Deutsch J M
University of California, Santa Cruz, USA.
Bioinformatics. 2003 Jan;19(1):45-52. doi: 10.1093/bioinformatics/19.1.45.
Microarray data has been shown recently to be efficacious in distinguishing closely related cell types that often appear in different forms of cancer, but is not yet practical clinically. However, the data might be used to construct a minimal set of marker genes that could then be used clinically by making antibody assays to diagnose a specific type of cancer. Here a replication algorithm is used for this purpose. It evolves an ensemble of predictors, all using different combinations of genes to generate a set of optimal predictors.

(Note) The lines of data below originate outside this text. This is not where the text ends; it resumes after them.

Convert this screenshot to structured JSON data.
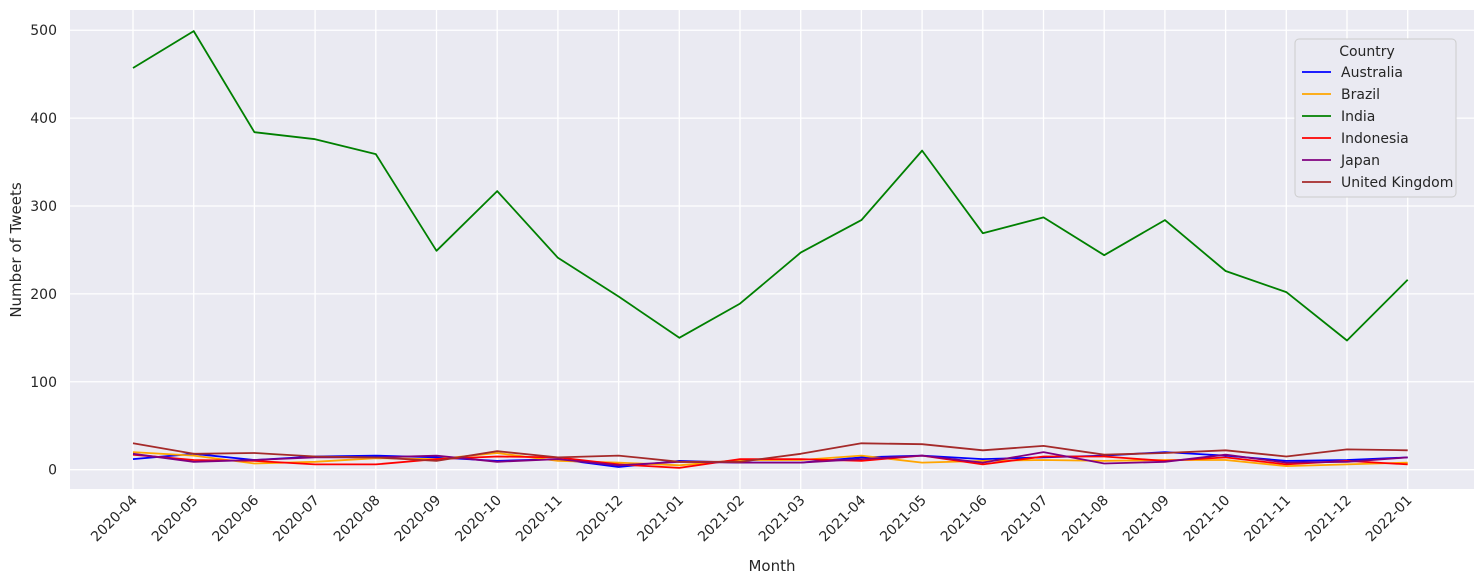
{
  "chart_data": {
    "type": "line",
    "xlabel": "Month",
    "ylabel": "Number of Tweets",
    "ylim": [
      -22,
      523
    ],
    "yticks": [
      0,
      100,
      200,
      300,
      400,
      500
    ],
    "grid": true,
    "legend": {
      "title": "Country",
      "placement": "top-right"
    },
    "categories": [
      "2020-04",
      "2020-05",
      "2020-06",
      "2020-07",
      "2020-08",
      "2020-09",
      "2020-10",
      "2020-11",
      "2020-12",
      "2021-01",
      "2021-02",
      "2021-03",
      "2021-04",
      "2021-05",
      "2021-06",
      "2021-07",
      "2021-08",
      "2021-09",
      "2021-10",
      "2021-11",
      "2021-12",
      "2022-01"
    ],
    "series": [
      {
        "name": "Australia",
        "color": "#0000ff",
        "values": [
          12,
          18,
          11,
          15,
          16,
          14,
          10,
          12,
          3,
          10,
          8,
          8,
          14,
          16,
          12,
          14,
          16,
          20,
          16,
          10,
          11,
          14
        ]
      },
      {
        "name": "Brazil",
        "color": "#ffa500",
        "values": [
          20,
          16,
          7,
          9,
          13,
          12,
          19,
          10,
          8,
          5,
          11,
          11,
          16,
          8,
          10,
          11,
          10,
          11,
          11,
          4,
          6,
          8
        ]
      },
      {
        "name": "India",
        "color": "#008000",
        "values": [
          457,
          499,
          384,
          376,
          359,
          249,
          317,
          241,
          197,
          150,
          189,
          247,
          284,
          363,
          269,
          287,
          244,
          284,
          226,
          202,
          147,
          216
        ]
      },
      {
        "name": "Indonesia",
        "color": "#ff0000",
        "values": [
          17,
          11,
          10,
          6,
          6,
          12,
          15,
          14,
          6,
          2,
          12,
          12,
          10,
          16,
          6,
          15,
          15,
          10,
          14,
          6,
          10,
          6
        ]
      },
      {
        "name": "Japan",
        "color": "#800080",
        "values": [
          18,
          9,
          11,
          14,
          14,
          16,
          9,
          12,
          5,
          9,
          8,
          8,
          12,
          16,
          8,
          20,
          7,
          9,
          17,
          8,
          9,
          14
        ]
      },
      {
        "name": "United Kingdom",
        "color": "#a52a2a",
        "values": [
          30,
          18,
          19,
          15,
          14,
          10,
          21,
          14,
          16,
          9,
          9,
          18,
          30,
          29,
          22,
          27,
          17,
          19,
          22,
          15,
          23,
          22
        ]
      }
    ]
  }
}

We apply this method to the leukemia data of the Whitehead/MIT group that attempts to differentially diagnose two kinds of leukemia, and also to data of Khan et al. to distinguish four different kinds of childhood cancers. In the latter case we were able to reduce the number of genes needed from 96 to less than 15, while at the same time being able to classify all of their test data perfectly. We also apply this method to two other cases, Diffuse large B-cell lymphoma data (Shipp et al., 2002), and data of Ramaswamy et al. on multiclass diagnosis of 14 common tumor types.
最近的研究表明,微阵列数据在区分常出现在不同癌症形式中的密切相关细胞类型方面是有效的,但在临床应用中尚不实用。然而,这些数据可用于构建一组最小的标记基因,然后通过进行抗体检测在临床上用于诊断特定类型的癌症。为此,这里使用了一种复制算法。它演化出一组预测器,所有预测器都使用不同的基因组合来生成一组最优预测器。
我们将此方法应用于怀特黑德/麻省理工学院团队的白血病数据,该数据试图对两种白血病进行鉴别诊断,同时也应用于汗等人的数据以区分四种不同类型的儿童癌症。在后一种情况下,我们能够将所需基因数量从96个减少到不到15个,同时能够完美地对所有测试数据进行分类。我们还将此方法应用于另外两个案例,弥漫性大B细胞淋巴瘤数据(希普等人,2002年),以及拉马斯瓦米等人关于14种常见肿瘤类型多类诊断的数据。